Sífilis na Gestação: Diagnóstico e Tratamento Adequado

FMABC - Faculdade de Medicina do ABC Paulista (SP) — Prova 2020

Enunciado

Maria procurou a UBS assim que descobriu a gestação. Passou na primeira consulta com a enfermeira, que fez o teste rápido para sífilis, que veio positivo. Foi solicitado VDRL após, que veio com resultado de 1:32. A paciente não tem úlcera genital e nem sinal de sífilis secundária. De acordo com Ministério da Saúde, qual a classificação do teste rápido e qual a melhor conduta a ser tomada?

Alternativas

  1. A) Teste não treponêmico. Tratar a paciente para sífilis recente, notificar e não tratar as parcerias sexuais, já que a paciente é assintomática
  2. B) Teste não treponêmico. Tratar a paciente para sífilis recente, notificar e tratar as parcerias sexuais dos últimos 3 meses para sífilis recente.
  3. C) Teste treponêmico. Não é necessário o tratamento, já que a paciente é assintomática
  4. D) Teste treponêmico.

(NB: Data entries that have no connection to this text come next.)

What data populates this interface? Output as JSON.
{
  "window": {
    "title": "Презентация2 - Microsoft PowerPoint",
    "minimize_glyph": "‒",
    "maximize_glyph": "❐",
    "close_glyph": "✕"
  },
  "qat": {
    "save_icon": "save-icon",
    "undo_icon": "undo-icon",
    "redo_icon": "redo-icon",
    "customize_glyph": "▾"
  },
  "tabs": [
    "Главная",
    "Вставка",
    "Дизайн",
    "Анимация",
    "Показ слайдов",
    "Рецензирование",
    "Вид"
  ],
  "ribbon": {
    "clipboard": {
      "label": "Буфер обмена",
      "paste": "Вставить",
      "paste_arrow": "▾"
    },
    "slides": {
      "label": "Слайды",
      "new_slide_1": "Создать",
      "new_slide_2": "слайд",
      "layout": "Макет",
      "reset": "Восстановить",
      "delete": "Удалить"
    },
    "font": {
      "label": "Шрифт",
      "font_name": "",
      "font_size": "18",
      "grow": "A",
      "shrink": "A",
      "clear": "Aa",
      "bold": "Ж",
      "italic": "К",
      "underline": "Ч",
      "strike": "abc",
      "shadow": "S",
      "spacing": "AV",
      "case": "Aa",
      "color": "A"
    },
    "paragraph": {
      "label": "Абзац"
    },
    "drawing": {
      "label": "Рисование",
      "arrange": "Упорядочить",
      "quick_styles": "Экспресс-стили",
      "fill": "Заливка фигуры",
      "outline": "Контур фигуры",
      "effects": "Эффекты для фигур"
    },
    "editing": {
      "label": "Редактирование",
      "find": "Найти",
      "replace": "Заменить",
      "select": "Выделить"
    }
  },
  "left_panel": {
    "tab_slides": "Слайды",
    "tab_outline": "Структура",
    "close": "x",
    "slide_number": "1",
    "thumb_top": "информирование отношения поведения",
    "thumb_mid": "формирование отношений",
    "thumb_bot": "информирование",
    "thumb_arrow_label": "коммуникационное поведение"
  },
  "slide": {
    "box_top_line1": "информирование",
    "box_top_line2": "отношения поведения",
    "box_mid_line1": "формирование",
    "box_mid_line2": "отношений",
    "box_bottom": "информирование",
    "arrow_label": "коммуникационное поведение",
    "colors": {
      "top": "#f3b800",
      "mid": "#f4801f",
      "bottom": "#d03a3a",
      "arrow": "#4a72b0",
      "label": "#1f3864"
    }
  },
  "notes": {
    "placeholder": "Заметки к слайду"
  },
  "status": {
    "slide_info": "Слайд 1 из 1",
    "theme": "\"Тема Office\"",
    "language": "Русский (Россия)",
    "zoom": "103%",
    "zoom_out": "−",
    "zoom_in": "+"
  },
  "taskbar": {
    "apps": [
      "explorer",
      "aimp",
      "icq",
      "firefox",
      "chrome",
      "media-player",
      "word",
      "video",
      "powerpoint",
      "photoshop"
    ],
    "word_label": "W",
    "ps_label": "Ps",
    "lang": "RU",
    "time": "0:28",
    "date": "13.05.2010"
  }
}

Tratar a paciente para sífilis tardia, notificar e tratar as parcerias sexuais dos últimos 3 meses para sífilis recente.

Pérola Clínica

Gestante: Teste rápido sífilis (treponêmico) + VDRL alto sem sintomas → Sífilis latente tardia. Tratar com Penicilina 3 doses; tratar parcerias dos últimos 3 meses.

Resumo-Chave

O teste rápido para sífilis é treponêmico. Em gestantes com VDRL alto e sem sintomas de sífilis primária ou secundária, a infecção é classificada como sífilis latente. Na ausência de dados sobre o tempo de infecção, a conduta é tratar como sífilis latente tardia, que exige 3 doses de Penicilina G Benzatina.

Contexto Educacional

A sífilis na gestação é uma doença infecciosa de grande importância em saúde pública devido ao risco de sífilis congênita, que pode causar aborto, natimorto, prematuridade e diversas sequelas graves no recém-nascido. O rastreamento universal no pré-natal é mandatório, utilizando testes treponêmicos (como o teste rápido) e não treponêmicos (VDRL ou RPR) para diagnóstico e acompanhamento. O diagnóstico da sífilis em gestantes envolve a interpretação conjunta dos testes. Um teste treponêmico positivo (como o teste rápido) indica contato prévio ou atual com a bactéria. A confirmação e o monitoramento da atividade da doença são feitos com testes não treponêmicos, como o VDRL. Títulos elevados de VDRL (ex: 1:32) em uma gestante sem sintomas de sífilis primária ou secundária sugerem sífilis latente. Na ausência de informações sobre a duração da infecção, a conduta é tratar como sífilis latente tardia para garantir a erradicação da infecção e prevenir a transmissão vertical. O tratamento da sífilis na gestação é feito exclusivamente com Penicilina G Benzatina, sendo a única droga com eficácia comprovada na prevenção da sífilis congênita. Para sífilis latente tardia, o esquema é de três doses semanais. É imperativo que todas as parcerias sexuais da gestante sejam rastreadas e tratadas adequadamente para evitar a reinfecção e quebrar a cadeia de transmissão, garantindo a saúde da mãe e do bebê.

Perguntas Frequentes

Qual a diferença entre testes treponêmicos e não treponêmicos para sífilis?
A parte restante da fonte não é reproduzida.